Main Sequence, a deep technology venture capital (VC) firm based in Australia, has raised $250 million AUD (US$193.6 million) for its oversubscribed second investment fund. It has attracted a series of returning asset owners and investors.
Investors Hostplus, Horizons Ventures, Lockheed Martin, and Temasek, as well as other family offices and private investors in Morgan Stanley Wealth Management and Mutual Trust supported the raise, Main Sequence said Tuesday.
Investor interest in venture capital has been growing steadily over the years, but recently, it has gone positively gangbusters. Attractive returns from a growing number of unicorns, companies valued at upward of $1 billion, have boosted interest.
In the first quarter of 2021, global VC investments jumped to $125 billion, a 50% leap from the prior quarter, and a 94% increase from last year, according to Crunchbase.
At Main Sequence, the second investment fund is aiming to build companies that will make health care more equitable, change the way food is produced, and increase industrial productivity, according to Main Sequence Partner Mike Zimmerman.
It will also have an increased focus on climate-related technology that will be led by Main Sequence Partner Martin Duursma. The firm is researching the clean hydrogen industry, decarbonizing energy grids, and building new carbon capture technologies.
Other goals have also been outlined by the firm, such as maintaining the global food system to feed 10 billion people and venturing into space travel.
“This new fund will help us continue this pivotal work to solve the world’s biggest challenges through investment in science-powered companies,” Zimmerman said in a statement.
“I am particularly pleased that there is an increased focus on technologies that reduce carbon emissions through which Hostplus will further expand our investments in climate solutions,” Hostplus CEO David Elia said in a statement.
Main Sequence has the backing of the Australian government and the country’s national science agency, CSIRO. Established in 2017, research for the venture capital’s portfolio companies is supported by Australia’s 43 universities and research organizations.
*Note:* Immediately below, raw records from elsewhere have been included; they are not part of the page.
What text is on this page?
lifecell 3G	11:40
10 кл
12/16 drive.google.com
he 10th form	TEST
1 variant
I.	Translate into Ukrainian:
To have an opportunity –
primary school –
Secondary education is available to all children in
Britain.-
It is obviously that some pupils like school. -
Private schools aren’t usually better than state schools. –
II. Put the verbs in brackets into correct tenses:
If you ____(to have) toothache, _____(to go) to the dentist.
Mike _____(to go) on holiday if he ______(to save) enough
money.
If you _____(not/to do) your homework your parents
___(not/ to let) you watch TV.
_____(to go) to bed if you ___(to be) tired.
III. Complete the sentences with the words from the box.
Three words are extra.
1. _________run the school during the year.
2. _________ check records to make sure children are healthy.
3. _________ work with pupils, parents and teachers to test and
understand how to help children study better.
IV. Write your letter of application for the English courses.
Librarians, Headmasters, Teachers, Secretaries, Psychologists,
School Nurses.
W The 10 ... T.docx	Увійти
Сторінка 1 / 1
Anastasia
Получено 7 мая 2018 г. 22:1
It’s part of the venture science model Main Sequence has pioneered that starts by identifying big challenges, then forming startup businesses.
Other venture capital models have also tapped into research institutions at universities. Earlier this year, Oxford University debuted a fund capitalizing on conservation technologies from the school.
Since it managed the first CSIRO Innovation Fund, the venture capital firm has since invested in 26 companies, including telehealth firm Coviu, robotics company Emesent, alternative protein company v2food, and biosecurity firm RapidAIM.